Adapting to a Digital Future: What Nurses Need to Know


The role of nurses within the healthcare system cannot be understated. 

They are not merely healthcare professionals in uniform – nurses are key educators who impart knowledge to patients and families. They are significant advocates for the empowerment of patients in making informed decisions about their health. Thus, in essence, a nurse is a guardian of health. 

The impact of nurses transcends beyond the patient scope, they drive and push progress in hospitals too.

Results from a 2020 survey done by the American Nursing Association indicated that almost two-thirds of nurses (62%) experience burnout, and it’s usually common among younger nurses, with 69% of nurses under 25 reporting burnout. 

Being a nurse requires the resilience to withstand the unique pressure and day-to-day demands of the job. 

However, in recent times technology is developing at a pace faster than ever before. These advancements are apparent even in the nursing world. 

But, how can the healthcare system leverage these technologies to lower the stress rate on the existing system and its operations?

This article will cover what you need to know in the face of the current technological advancements. The question at hand is – what should nurses know? 

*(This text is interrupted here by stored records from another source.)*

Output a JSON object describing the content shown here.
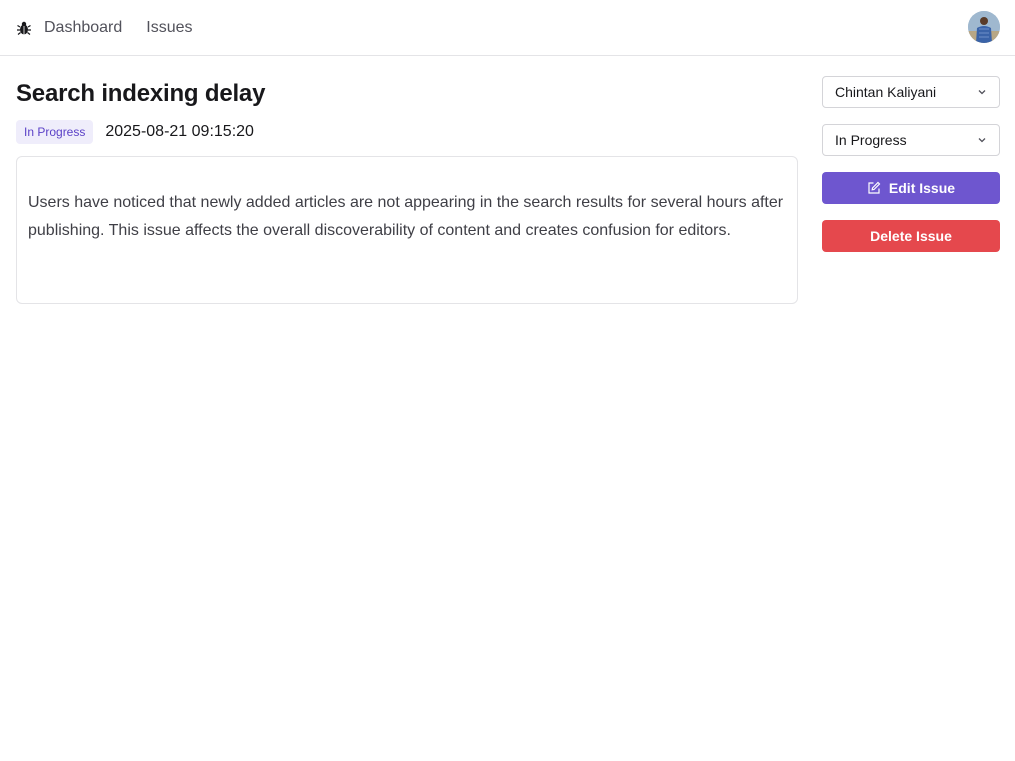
{
  "nav": {
    "logo_icon": "bug-icon",
    "links": [
      "Dashboard",
      "Issues"
    ],
    "avatar_icon": "user-avatar"
  },
  "issue": {
    "title": "Search indexing delay",
    "status_badge": "In Progress",
    "created_at": "2025-08-21 09:15:20",
    "description": "Users have noticed that newly added articles are not appearing in the search results for several hours after publishing. This issue affects the overall discoverability of content and creates confusion for editors."
  },
  "sidebar": {
    "assignee_value": "Chintan Kaliyani",
    "status_value": "In Progress",
    "edit_label": "Edit Issue",
    "delete_label": "Delete Issue",
    "edit_icon": "edit-icon",
    "dropdown_icon": "chevron-down-icon"
  },
  "colors": {
    "accent": "#6e56cf",
    "danger": "#e5484d",
    "badge_bg": "#efedfb",
    "badge_text": "#5b41c7"
  }
}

Robots to replace monotonous tasks

Delicate daily tasks such as medication management, disinfection, carrying medical devices from A to B, lifting bedridden patients, and navigating and greeting patients and relatives in the hospitals can be done by robots. 

Although these tasks are of high importance, they however come off as monotonous tasks. Monotony leads to a hypo-stress – a type of stress due to repetitive tasks.

Medical-grade robots such as the TUG robot and the Simeks robot have been developed to aid in the in-hospital transport of medical devices, drugs, laboratory specimens, or sensitive supplies seamlessly. 

The TUG  and Simeks robots allow nurses to spend a healthy amount of time with their patients instead of running up and down the hospital building. 

Other robots such as Moxie, Jibo, Pepper, Pato, Dinsow, and Buddy play are excellent examples that are shifting the paradigm in the practice of nursing. 

Robots to assist in drawing blood from patients 

It is no new news that a handful of patients have a difficult time when their blood samples are being drawn for lab analysis. 

Nurses, on the other hand, tend to get frustrated when patients aren’t cooperating for their blood samples to be taken. 

Researchers are currently looking at the potential of robots to assist in this regard. 

The Veebot, a robot phlebotomist that uses infrared light, image analysis, and ultrasound to detect a vein and check for sufficient blood flow before drawing blood is the first robot of this nature. 

This robot can single out the best vein with an accuracy of about 83% when compared to an experienced phlebotomist. This allows for a more seamless procedure for the patients and the nurses alike. 

In addition to infrared light, image analysis, and ultrasound in drawing blood, Augmented Reality (AR) plays quite a significant role in this regard.

The AccuVein is a leading robotic device that uses AR to locate blood vessels and has already been used on more than 10 million patients worldwide. 

3D printing to assist nurses 

3D printing is often used to create intricate scaffolds that mimic the structure of human tissues or organs. This innovation provides a great opportunity for nurses in practice as they can then use these scaffolds to illustrate complex medical terms and processes easily to patients. 

AI to assist nurses 

Artificial Intelligence (AI) is the transformative force of the 21st century and a big point of discussion. AI can serve as a risk stratification tool for various diseases. 

A company developed the Sepsis watch, which utilizes AI to detect patients at risk of contracting sepsis –  a serious condition in which the body responds improperly to an infection.  

AI can also help in intelligent patient monitoring. This enables nurses to monitor multiple patients simultaneously. It invariably promotes work efficiency and a comprehensive healthcare system for all and sundry. 

Voice assistance systems can be developed using AI. This can provide nurses with the unparalleled opportunity to make their work more seamless for example they can query the AI to retrieve information on patients or policies. 


There’s no denying that a digital shift is taking place. That’s why nurses and those currently undertaking a direct entry MSN qualification must learn to adapt to these changes as the World Health Organization’s (WHO) 2020 report on the State of the World’s Nursing reiterates the importance of adapting digital technologies in the practice of nursing. 

Financially, digital technologies contribute to the healthcare system at large. This is because the productivity of nurses is greatly optimized and thus miscellaneous costs associated with minor errors that nurses make are alleviated. 

Of course, it might take time for nurses in developing countries to get on this trend, but with time, nurses in these locations will get a glimpse of these technologies to bootstrap their workflow.